O Dinheiro Vivo noticiou no sábado que há empresas industriais a serem confrontadas com cancelamentos dos contratos de fornecimento de energia a preço fixo, com os fornecedores a invocarem a alteração de circunstâncias, ou seja, a subida dos preços nos mercados grossistas, para obrigar à renegociação do preço. A Entidade Reguladores dos Serviços Energéticos (ERSE)confirmou que já recebeu uma dezena de pedidos de informação e reclamações.

A APIGCEE , que representa empresa como a Navigator, Altri, Secil, Cimpor e Somincor, considera, no entanto, que a subida do preço da energia elétrica é um problema e do novo governo pede medidas fiscais imediatas e, a médio prazo, uma alteração no desenho do mercado, de modo a que a eletricidade "tenha preços comportáveis" com a estratégia de descarbonização e "reflita os preços futuros expectáveis das renováveis abaixo de 30 euros por megawatt-hora (MWh).

Em 2021, os preços da eletricidade registaram aumentos inéditos, passando dos 28 euros/MWh, em fevereiro, para valores históricos em dezembro, que chegaram a ultrapassar os 383 euros/MWh. Apesar de algum abrandamento no arranque de 2022, o mês passado foi o janeiro mais caro de sempre no mercado ibérico (Mibel), com um preço médio grossista de 201,89 euros por MWh.
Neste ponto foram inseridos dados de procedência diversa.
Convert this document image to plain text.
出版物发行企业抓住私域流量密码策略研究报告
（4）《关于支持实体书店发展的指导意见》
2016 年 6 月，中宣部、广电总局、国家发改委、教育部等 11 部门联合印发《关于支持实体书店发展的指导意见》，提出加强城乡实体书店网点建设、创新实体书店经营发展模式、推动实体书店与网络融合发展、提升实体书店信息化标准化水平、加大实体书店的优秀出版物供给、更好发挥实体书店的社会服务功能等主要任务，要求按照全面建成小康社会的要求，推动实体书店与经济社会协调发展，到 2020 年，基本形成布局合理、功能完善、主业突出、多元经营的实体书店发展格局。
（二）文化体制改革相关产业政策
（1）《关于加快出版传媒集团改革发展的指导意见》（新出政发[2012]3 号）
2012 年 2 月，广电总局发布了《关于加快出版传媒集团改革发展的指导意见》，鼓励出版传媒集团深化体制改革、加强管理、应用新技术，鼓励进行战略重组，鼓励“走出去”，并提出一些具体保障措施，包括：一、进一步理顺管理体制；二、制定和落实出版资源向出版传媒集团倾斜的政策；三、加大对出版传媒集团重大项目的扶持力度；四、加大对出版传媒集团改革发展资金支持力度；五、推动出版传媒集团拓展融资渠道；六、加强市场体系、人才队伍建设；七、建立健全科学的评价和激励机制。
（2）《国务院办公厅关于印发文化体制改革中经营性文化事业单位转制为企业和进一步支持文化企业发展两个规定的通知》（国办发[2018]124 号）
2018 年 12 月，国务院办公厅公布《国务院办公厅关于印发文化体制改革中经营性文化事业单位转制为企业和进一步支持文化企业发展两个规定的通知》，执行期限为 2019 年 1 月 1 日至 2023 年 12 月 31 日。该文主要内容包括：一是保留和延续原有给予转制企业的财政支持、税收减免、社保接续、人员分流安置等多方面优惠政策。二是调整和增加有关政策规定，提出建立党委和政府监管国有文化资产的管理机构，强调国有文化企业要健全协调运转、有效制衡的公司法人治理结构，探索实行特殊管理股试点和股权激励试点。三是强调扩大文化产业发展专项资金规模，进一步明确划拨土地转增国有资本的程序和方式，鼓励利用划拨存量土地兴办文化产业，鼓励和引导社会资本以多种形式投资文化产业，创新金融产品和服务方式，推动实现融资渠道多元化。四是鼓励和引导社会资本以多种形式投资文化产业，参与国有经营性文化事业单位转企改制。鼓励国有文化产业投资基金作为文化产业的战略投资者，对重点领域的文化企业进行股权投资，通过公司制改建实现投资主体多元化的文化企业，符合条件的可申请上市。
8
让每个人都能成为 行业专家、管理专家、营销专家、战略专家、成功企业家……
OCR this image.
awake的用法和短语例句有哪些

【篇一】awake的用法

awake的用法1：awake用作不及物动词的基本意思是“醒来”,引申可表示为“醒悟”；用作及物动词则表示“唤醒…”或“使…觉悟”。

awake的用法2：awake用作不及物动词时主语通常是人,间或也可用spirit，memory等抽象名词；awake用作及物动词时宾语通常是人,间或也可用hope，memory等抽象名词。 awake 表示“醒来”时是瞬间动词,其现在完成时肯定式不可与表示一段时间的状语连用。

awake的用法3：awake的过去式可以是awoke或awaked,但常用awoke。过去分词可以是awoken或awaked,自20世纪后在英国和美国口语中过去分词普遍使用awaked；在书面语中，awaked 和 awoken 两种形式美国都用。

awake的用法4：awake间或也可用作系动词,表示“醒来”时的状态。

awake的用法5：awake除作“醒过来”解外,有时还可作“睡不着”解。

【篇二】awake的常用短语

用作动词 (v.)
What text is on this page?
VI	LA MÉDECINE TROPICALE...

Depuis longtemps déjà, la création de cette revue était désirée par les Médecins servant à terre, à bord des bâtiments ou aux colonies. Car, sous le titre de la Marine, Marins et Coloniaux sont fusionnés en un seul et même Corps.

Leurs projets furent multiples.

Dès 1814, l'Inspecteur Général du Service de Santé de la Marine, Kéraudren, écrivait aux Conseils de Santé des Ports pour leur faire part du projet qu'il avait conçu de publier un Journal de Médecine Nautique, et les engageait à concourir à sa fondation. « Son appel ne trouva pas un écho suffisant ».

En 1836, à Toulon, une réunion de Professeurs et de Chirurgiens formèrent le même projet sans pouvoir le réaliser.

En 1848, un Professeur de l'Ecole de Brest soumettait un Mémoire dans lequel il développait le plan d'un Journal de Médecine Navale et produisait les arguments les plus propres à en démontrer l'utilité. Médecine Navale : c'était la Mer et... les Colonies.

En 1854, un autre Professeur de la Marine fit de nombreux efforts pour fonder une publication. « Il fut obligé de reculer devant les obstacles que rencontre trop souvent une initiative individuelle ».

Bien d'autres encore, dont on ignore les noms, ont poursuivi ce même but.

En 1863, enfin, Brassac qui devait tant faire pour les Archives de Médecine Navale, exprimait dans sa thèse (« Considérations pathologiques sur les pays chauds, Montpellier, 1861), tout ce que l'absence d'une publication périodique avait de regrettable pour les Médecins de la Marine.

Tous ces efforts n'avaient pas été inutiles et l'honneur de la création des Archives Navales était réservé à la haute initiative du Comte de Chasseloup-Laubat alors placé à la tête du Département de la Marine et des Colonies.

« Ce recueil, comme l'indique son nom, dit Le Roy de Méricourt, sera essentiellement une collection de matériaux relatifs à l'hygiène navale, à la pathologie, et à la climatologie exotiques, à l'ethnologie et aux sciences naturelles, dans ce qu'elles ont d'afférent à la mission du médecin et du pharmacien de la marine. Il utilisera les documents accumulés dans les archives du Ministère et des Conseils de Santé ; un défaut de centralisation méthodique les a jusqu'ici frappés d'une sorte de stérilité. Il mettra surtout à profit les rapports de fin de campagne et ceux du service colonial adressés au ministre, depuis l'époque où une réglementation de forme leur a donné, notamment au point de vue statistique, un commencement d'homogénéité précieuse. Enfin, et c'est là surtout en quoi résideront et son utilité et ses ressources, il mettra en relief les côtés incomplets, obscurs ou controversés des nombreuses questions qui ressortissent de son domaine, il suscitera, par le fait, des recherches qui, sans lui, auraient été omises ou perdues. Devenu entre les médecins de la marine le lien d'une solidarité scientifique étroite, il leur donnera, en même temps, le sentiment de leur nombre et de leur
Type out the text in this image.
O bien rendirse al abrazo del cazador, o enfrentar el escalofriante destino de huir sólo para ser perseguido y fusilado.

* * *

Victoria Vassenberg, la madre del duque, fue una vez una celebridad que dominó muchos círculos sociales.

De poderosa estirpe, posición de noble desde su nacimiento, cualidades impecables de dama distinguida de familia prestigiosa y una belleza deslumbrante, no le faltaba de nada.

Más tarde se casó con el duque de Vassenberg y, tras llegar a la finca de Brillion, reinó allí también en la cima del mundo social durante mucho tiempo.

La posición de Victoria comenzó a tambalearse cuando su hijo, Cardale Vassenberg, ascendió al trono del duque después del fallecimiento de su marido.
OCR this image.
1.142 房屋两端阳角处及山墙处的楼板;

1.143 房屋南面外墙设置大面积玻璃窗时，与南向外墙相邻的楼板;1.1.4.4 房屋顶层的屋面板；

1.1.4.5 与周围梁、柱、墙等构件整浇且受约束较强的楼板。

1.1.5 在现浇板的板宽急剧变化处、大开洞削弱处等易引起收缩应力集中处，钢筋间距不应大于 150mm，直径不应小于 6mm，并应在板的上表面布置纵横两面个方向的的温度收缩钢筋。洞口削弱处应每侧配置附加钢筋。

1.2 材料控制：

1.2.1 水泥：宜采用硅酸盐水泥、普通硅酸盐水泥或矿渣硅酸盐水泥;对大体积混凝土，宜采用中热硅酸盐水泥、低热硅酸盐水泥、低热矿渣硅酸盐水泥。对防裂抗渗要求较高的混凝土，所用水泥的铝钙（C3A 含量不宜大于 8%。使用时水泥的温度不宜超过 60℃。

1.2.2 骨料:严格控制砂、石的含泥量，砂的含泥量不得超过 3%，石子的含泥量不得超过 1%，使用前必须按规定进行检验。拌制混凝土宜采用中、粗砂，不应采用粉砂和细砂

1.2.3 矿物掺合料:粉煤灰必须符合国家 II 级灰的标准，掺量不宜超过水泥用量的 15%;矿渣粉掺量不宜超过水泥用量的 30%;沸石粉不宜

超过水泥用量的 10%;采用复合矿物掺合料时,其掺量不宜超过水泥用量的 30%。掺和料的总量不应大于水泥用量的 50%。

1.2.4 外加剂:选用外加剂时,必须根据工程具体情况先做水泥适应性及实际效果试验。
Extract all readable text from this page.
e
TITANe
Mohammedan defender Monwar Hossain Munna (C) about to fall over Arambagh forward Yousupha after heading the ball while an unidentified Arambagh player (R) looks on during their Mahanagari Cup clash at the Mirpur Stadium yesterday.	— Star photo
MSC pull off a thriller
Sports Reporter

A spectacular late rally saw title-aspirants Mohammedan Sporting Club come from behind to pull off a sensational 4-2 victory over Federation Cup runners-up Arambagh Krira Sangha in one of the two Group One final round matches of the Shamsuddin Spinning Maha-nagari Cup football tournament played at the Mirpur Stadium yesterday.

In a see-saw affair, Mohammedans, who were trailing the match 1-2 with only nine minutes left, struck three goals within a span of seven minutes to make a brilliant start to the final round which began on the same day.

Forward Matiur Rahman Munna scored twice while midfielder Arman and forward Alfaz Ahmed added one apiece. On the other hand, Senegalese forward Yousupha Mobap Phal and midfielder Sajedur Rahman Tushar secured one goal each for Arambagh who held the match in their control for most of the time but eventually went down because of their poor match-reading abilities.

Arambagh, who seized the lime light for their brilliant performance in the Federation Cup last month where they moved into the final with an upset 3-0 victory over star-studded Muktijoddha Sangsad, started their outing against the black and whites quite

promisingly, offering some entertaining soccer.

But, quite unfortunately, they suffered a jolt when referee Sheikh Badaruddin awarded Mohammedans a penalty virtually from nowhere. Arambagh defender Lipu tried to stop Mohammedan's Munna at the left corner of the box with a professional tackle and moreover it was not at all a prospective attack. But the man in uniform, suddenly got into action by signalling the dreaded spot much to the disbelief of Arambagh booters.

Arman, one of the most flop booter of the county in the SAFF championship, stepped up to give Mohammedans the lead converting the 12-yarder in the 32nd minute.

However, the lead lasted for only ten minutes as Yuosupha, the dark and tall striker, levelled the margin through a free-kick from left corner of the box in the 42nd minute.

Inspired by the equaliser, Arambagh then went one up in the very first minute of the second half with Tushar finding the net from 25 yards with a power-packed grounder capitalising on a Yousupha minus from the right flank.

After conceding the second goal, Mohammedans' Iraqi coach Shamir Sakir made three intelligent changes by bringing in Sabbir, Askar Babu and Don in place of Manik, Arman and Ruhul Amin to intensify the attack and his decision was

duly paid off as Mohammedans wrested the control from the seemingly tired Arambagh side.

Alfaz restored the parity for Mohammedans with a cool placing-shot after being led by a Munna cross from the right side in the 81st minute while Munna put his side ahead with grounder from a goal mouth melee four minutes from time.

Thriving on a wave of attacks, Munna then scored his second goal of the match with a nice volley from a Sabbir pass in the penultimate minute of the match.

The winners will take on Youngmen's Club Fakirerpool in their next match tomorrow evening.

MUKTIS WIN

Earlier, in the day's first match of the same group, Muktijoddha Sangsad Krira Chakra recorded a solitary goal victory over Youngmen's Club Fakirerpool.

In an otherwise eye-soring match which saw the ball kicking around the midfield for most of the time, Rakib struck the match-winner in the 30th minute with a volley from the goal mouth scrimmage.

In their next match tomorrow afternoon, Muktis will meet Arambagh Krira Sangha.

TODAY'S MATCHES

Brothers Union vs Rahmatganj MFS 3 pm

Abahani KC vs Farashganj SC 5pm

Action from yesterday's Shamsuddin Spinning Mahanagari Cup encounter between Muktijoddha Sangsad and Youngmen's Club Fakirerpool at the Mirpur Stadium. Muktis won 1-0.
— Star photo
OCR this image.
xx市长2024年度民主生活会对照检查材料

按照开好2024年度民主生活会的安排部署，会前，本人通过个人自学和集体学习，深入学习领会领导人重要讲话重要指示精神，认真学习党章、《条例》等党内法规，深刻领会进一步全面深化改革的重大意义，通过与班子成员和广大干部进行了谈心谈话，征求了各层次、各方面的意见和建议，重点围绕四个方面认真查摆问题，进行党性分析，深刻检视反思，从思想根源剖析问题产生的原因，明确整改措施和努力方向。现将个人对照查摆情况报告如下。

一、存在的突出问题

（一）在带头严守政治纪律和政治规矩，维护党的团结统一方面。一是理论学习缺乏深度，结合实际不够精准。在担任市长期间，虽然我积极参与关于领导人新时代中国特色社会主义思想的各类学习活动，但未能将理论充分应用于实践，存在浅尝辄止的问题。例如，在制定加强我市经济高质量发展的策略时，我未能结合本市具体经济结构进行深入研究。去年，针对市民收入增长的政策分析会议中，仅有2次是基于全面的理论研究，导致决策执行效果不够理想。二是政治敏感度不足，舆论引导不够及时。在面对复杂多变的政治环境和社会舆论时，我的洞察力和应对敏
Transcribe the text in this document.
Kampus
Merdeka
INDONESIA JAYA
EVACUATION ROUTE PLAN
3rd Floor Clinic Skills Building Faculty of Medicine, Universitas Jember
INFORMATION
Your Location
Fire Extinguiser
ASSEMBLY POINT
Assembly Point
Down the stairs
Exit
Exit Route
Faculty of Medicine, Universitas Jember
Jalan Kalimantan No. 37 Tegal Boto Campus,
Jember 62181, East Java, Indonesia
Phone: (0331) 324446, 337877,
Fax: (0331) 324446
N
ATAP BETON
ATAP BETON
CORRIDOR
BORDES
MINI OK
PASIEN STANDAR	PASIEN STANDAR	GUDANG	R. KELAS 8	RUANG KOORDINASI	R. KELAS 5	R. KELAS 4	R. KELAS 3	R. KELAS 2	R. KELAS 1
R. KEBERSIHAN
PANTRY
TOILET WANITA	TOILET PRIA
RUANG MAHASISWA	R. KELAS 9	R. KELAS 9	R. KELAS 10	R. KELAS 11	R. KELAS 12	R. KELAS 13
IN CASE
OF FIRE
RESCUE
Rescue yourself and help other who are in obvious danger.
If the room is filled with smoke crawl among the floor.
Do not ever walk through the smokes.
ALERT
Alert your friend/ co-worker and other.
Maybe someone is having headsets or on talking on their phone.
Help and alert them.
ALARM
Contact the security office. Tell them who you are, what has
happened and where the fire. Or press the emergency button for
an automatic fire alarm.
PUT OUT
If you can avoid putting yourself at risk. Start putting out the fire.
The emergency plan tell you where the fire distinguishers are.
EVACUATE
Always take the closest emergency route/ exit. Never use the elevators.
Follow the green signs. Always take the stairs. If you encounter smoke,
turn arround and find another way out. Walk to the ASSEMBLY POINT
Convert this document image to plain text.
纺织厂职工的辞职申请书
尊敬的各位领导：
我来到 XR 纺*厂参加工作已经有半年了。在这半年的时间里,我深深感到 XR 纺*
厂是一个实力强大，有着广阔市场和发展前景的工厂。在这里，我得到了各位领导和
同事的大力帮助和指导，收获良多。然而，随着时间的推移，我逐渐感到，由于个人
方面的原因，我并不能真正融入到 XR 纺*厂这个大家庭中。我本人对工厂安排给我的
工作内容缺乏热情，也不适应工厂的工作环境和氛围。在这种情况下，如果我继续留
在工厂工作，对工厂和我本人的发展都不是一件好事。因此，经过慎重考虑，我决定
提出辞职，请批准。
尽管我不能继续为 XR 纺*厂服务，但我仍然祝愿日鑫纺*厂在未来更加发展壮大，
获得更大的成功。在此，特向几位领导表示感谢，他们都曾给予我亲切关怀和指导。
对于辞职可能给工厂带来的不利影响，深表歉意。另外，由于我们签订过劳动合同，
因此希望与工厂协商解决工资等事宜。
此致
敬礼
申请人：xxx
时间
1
E tudo indica, olhando para os contratos futuros, que os preços se irão manter altos até ao início de 2023. Más notícias para os grandes consumidores.

"As empresas aguardam com alguma expectativa o fim do inverno e uma eventual clarificação da situação geopolítica na Ucrânia com forte impacto no preço do gás natural e, consequentemente, no preço da eletricidade", admite fonte oficial da APIGCEE, embora reconheça que a "progressiva regularização" só deva ocorrer a partir de 2023. A situação de seca e a maior produção hidroelétrica que tem servido para compensar o fim da produção das centrais nacionais a carvão - Sines e Pego - não ajudam.

Quem tem contratos de fornecimento de energia elétrica mais antigos, com pouca exposição aos mercados spot (o mercado diário), sofre, naturalmente, menos os efeitos da volatilidade dos preços no Mibel, do que as empresas com forte exposição aos mercados spot. No entanto, diz a associação, "em períodos longos, os preços médios não diferem muito, pois os contratos de longo prazo são feitos com base nas expectativas futuras". A questão é que as empresas "precisam de preços sustentáveis no tempo, independentemente do período". E o momento que se vive "é excecional, mas está a ser duradouro e, por isso, os seus efeitos fazem-se sentir de forma mais gravosa" no universo empresarial.

Se as descidas de janeiro trouxeram algum alívio às empresas com maior exposição aos mercados diários, houve, no entanto, quem tivesse que ajustar a laboração, com paragem nos períodos em que o tarifário elétrico é mais elevado, designadamente em horas de ponta e cheias. "Estas opções são tomadas quando não é possível fazer refletir no preço do produto acabado o incremento dos custos variáveis sob risco de perda de quota de mercado", frisa a APIGCEE.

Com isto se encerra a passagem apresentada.